最初に基調講演として、阿部武司先生に、綿業を中心とした大きな構造転換を位置付けていただきます。
第一部は、アフリカンプリント、すなわち19世紀末から20世紀に東西アフリカに輸出されたプリント織物をテーマに、具体的な生産流通組織の構造を明らかにします。
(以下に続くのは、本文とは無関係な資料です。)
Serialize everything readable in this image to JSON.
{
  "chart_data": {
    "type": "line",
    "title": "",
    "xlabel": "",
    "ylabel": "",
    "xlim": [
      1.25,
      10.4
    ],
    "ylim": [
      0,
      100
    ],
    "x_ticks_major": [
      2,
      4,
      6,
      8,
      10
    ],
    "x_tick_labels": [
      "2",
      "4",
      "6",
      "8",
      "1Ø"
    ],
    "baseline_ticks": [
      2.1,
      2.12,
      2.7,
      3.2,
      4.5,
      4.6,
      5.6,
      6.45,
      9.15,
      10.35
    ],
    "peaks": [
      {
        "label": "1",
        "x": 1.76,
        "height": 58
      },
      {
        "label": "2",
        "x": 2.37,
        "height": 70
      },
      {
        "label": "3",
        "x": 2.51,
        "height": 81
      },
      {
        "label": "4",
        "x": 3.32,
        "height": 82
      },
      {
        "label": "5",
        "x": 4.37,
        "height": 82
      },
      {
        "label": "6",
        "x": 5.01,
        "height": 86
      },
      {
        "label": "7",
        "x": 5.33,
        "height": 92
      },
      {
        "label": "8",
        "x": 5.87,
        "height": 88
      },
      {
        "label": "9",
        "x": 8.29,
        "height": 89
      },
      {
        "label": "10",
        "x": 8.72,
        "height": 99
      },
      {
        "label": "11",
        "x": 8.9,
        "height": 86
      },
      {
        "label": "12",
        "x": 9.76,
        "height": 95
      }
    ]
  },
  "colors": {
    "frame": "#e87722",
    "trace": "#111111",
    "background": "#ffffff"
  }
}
また、競合・模倣相手オランダとの緊張をはらんだ関係を軸に、国際的な視野から日本ファッション産業の仲介者を抽出することも目標とします。
第二部は、20世紀前半からの、世界的な絹の大衆化の動きに注目します。アメリカ、日本それぞれのファッション消費において、日本の流通者の果たした役割を、絹の輸出入業者やデパートに注目し、検討します。あわせて、この時期により高級化されていった「友禅」の生産流通組織についても考察します。
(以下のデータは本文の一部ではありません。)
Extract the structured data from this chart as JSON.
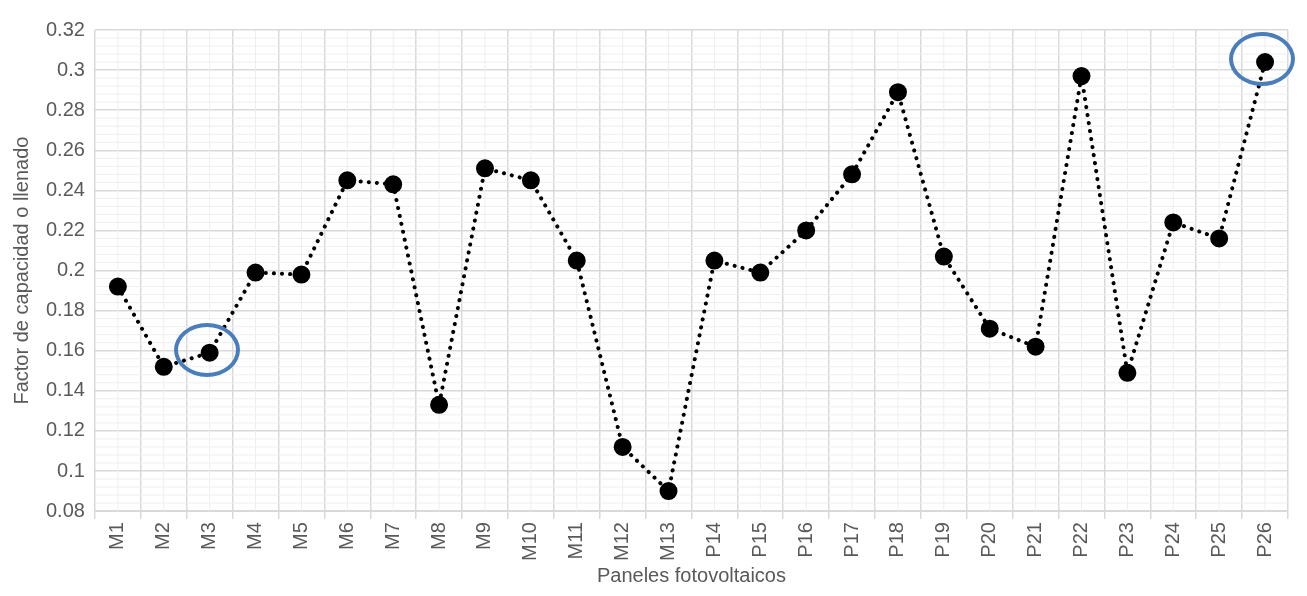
{
  "chart_data": {
    "type": "line",
    "xlabel": "Paneles fotovoltaicos",
    "ylabel": "Factor de capacidad o llenado",
    "categories": [
      "M1",
      "M2",
      "M3",
      "M4",
      "M5",
      "M6",
      "M7",
      "M8",
      "M9",
      "M10",
      "M11",
      "M12",
      "M13",
      "P14",
      "P15",
      "P16",
      "P17",
      "P18",
      "P19",
      "P20",
      "P21",
      "P22",
      "P23",
      "P24",
      "P25",
      "P26"
    ],
    "series": [
      {
        "color": "#000000",
        "values": [
          0.192,
          0.152,
          0.159,
          0.199,
          0.198,
          0.245,
          0.243,
          0.133,
          0.251,
          0.245,
          0.205,
          0.112,
          0.09,
          0.205,
          0.199,
          0.22,
          0.248,
          0.289,
          0.207,
          0.171,
          0.162,
          0.297,
          0.149,
          0.224,
          0.216,
          0.304
        ]
      }
    ],
    "ylim": [
      0.08,
      0.32
    ],
    "yticks": [
      0.08,
      0.1,
      0.12,
      0.14,
      0.16,
      0.18,
      0.2,
      0.22,
      0.24,
      0.26,
      0.28,
      0.3,
      0.32
    ],
    "grid": true,
    "legend": false,
    "marker": "circle",
    "line_style": "dotted"
  }
}
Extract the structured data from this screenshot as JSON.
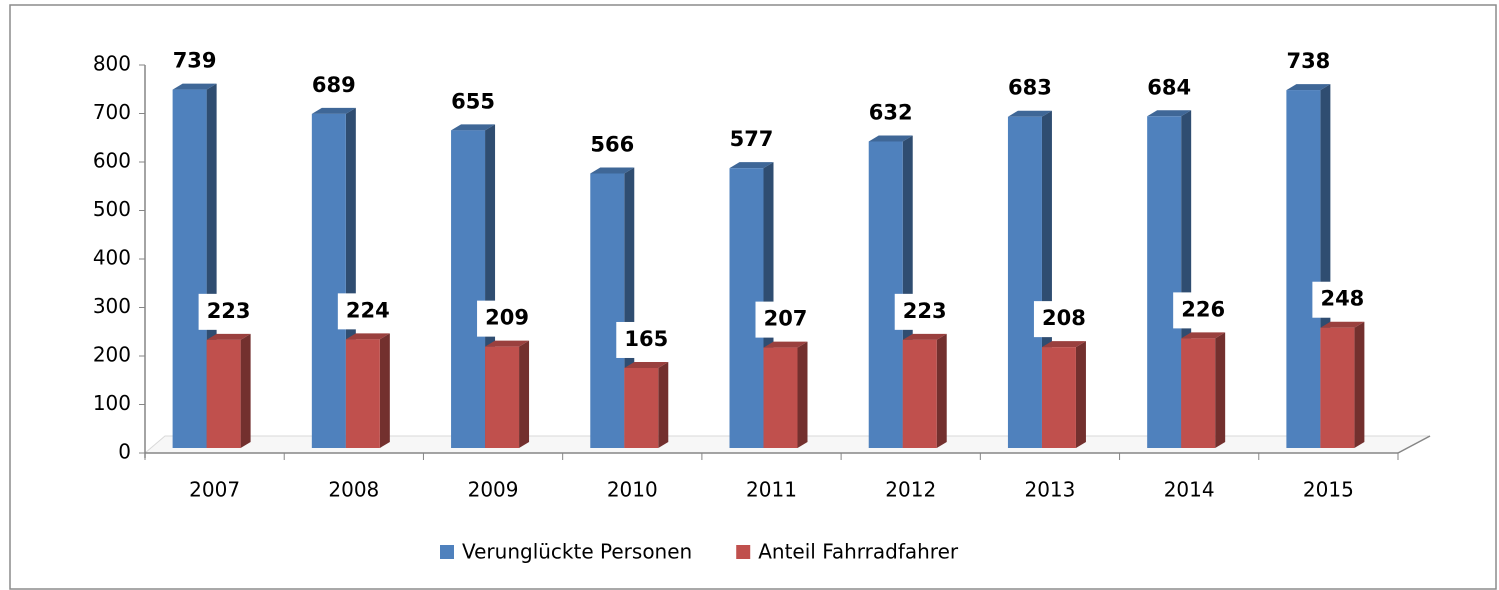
{
  "chart_data": {
    "type": "bar3d",
    "categories": [
      "2007",
      "2008",
      "2009",
      "2010",
      "2011",
      "2012",
      "2013",
      "2014",
      "2015"
    ],
    "series": [
      {
        "name": "Verunglückte Personen",
        "color": "#4f81bd",
        "values": [
          739,
          689,
          655,
          566,
          577,
          632,
          683,
          684,
          738
        ]
      },
      {
        "name": "Anteil Fahrradfahrer",
        "color": "#c0504d",
        "values": [
          223,
          224,
          209,
          165,
          207,
          223,
          208,
          226,
          248
        ]
      }
    ],
    "ylim": [
      0,
      800
    ],
    "yticks": [
      0,
      100,
      200,
      300,
      400,
      500,
      600,
      700,
      800
    ],
    "legend": "bottom"
  }
}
最後にファッション産業興隆期に、デパートが果たしうる役割について、フランスとの比較をいれながら考察します。
仲介者として、前半では、日本側の商社、後半ではデパートを強く意識するが、生産・再生産側の仲介者、在外輸出入業者、そして、デザインの模倣/真正をファシリテートする組織など、様々な仲介者を取り上げます。
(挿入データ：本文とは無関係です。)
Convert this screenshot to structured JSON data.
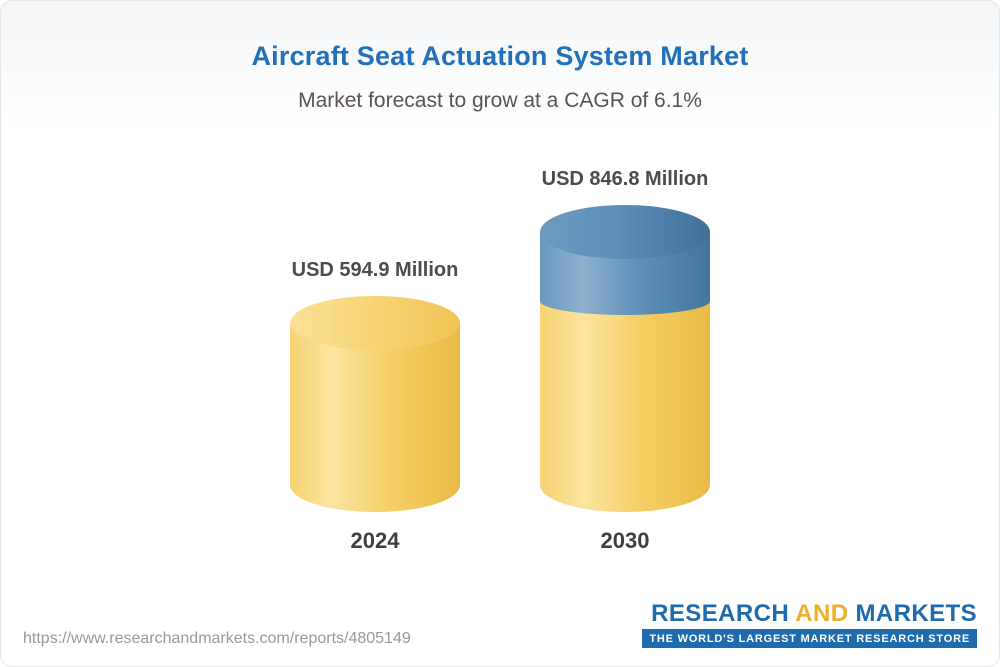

ほとんどの発表が、生産と流通を合わせて扱います。また、糸から衣まで、そして絹・綿・合繊などの素材を橋渡しすることで、包括的に組織構造を取り上げることを目指し、貿易面ではオランダ、アメリカ合衆国、デパートではフランスを含めて、国際比較や連関を論じます。プログラム
6月4日(土) 13:00~17:15 13:00-13:10 開会あいさつ 井上 直子(城西大学)・鈴木 桂子(立命館大学) 13:10-14:10 [基調講演]
阿部 武司(国士舘大学)
「日本繊維産業の構造変化」[第一部] アフリカンプリント生産の仲介をめぐって 14:10-14:15 第1部 趣旨説明 杉浦未樹(法政大学) 14:15-15:00 上田 文(京都工芸繊維大学美術工芸資料館)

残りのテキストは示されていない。